Des interrogations subsistent quant à la tenue réelle de l’assemblée générale élective de la Fédération Comorienne de Tennis. Suspendue il y a moins de deux mois pour n’avoir pas pu tenir dans les délais impartis l’AGE de sa fédération. Mahamoud Zayya appelle ses membres ce 19 aout à l’hôtel restaurant le Cœlacanthe à partir de 10h00.
« Conformément aux articles 9, 10 et 11 des statuts de la Fédération Comorienne de Tennis, j’ai l’honneur de vous convoquer à l’Assemblée Générale Elective du Bureau Exécutif qui se tiendra le samedi 19 aout 2023 à 10h00 à l’hôtel restaurant le Cœlacanthe Moroni Ngazidja » peut-on lire dans la lettre de convocation en date du 9 aout 2023.
Dans une autre dépêche, le président expose les difficultés que sa fédération et lui-même traverse depuis quelques temps et qui risquent de mettre à mal l’avenir de la discipline. « Aujourd’hui la fédération, et surtout moi, faisons face à des vents contraires et violents qui risquent de mettre en péril tous les efforts consentis pour l’évolution du tennis en terre comorienne. » Et de continuer : « Pour cette raison, j’ai décidé de ne pas me représenter au poste de président et d’anticiper l’élection d’un nouveau bureau. Le mandat du bureau actuel expire en mai 2025. »
Si cette affirmation a le mérite de mettre en rogne le COSIC, elle s’appuie toutefois sur le récépissé 21-153 du ministère de l’intérieur qui entérinait l’élection d’un nouveau bureau le 09 mai 2021 ». Par le présent récépissé, le Ministère constate l’avènement d’un nouveau Bureau Exécutif qui dirigera les activités de la Fédération jusqu’au 09 mai 2025. »

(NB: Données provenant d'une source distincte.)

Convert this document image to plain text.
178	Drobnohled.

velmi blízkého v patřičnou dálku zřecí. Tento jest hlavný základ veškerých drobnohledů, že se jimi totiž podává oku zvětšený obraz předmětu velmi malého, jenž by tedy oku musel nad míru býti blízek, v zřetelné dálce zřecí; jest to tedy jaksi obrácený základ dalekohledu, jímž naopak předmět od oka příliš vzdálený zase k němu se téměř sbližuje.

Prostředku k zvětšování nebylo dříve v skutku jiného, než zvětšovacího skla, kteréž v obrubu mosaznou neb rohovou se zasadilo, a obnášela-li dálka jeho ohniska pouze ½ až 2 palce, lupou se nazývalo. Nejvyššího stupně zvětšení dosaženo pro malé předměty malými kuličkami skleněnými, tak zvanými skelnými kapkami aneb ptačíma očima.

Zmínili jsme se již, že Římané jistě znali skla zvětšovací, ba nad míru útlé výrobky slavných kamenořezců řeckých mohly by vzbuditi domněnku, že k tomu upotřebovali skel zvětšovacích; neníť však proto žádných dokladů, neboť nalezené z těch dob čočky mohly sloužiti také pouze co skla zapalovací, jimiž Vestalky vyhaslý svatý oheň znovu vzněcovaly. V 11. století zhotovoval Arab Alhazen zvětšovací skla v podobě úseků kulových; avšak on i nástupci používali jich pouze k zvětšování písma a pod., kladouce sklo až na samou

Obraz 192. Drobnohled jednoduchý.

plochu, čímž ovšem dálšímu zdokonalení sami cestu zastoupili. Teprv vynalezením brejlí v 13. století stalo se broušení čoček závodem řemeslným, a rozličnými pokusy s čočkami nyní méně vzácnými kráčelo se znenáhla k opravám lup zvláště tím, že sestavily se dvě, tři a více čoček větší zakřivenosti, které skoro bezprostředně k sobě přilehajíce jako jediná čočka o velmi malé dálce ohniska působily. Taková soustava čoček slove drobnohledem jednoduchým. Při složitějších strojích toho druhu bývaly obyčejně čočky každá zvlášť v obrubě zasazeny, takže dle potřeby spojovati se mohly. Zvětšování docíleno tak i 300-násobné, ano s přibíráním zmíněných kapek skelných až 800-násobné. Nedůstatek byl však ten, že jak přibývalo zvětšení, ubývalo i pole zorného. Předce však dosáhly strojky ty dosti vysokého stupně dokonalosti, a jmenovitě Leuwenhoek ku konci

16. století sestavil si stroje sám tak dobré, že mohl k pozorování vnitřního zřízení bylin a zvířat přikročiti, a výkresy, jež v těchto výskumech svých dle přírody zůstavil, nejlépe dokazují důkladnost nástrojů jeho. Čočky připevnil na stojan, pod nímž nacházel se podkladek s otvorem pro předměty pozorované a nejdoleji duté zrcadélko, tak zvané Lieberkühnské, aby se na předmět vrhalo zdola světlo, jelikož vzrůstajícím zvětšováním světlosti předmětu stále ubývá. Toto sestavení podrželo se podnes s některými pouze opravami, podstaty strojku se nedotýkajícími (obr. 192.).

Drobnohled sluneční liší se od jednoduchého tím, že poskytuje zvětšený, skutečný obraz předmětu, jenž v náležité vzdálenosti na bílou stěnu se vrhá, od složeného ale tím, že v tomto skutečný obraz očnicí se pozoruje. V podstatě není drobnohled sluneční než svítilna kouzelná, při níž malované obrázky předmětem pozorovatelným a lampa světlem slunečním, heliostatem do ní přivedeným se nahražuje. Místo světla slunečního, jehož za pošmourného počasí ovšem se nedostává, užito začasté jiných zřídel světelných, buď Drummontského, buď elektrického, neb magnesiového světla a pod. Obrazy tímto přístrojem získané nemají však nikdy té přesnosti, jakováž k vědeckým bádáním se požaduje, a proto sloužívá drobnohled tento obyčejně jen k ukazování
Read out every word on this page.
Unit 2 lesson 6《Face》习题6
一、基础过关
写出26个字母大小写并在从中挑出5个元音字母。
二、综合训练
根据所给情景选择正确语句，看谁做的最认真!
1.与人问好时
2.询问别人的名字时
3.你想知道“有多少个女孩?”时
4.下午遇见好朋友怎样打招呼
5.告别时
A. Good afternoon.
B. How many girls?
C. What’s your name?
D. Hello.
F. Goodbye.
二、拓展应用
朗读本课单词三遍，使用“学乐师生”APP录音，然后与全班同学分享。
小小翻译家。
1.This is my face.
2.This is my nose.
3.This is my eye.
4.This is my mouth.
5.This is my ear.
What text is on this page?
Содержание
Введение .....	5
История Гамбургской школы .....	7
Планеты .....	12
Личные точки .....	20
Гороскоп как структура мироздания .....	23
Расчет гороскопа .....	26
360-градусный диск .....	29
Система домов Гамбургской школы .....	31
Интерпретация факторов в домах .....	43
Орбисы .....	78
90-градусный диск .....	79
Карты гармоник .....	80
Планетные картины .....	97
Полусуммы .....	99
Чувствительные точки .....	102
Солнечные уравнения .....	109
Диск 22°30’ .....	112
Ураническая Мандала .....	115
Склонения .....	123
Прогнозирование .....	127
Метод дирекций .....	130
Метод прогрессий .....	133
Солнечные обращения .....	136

C’est pas en tout cas l’avis de la hiérarchie qui trouve que les arguments avancés ne sont pas conformes aux dispositions règlementaires en vigueur, qui trouve que le mandat de l’équipe sortante a pris fin depuis février dernier, d’où sa suspension pour n’avoir pas été en capacité d’organiser les élections à temps. « Nous constatons que malgré notre courrier d’information Réf 2023/001/FCT daté du 19 janvier 2023, vous n’avez pas organisé vos assemblées générales électives, conformément à vos statuts » disait la lettre du COSIC envoyée aux présidents des fédérations de tennis et de tennis de table. En tout cas du côté de la maison olympique on croit dur comme fer que « ces élections n’auront pas lieu, car ce qui compte c’est les élections de 2019 et non celles de 2021 » nous dit une source proche du COSIC.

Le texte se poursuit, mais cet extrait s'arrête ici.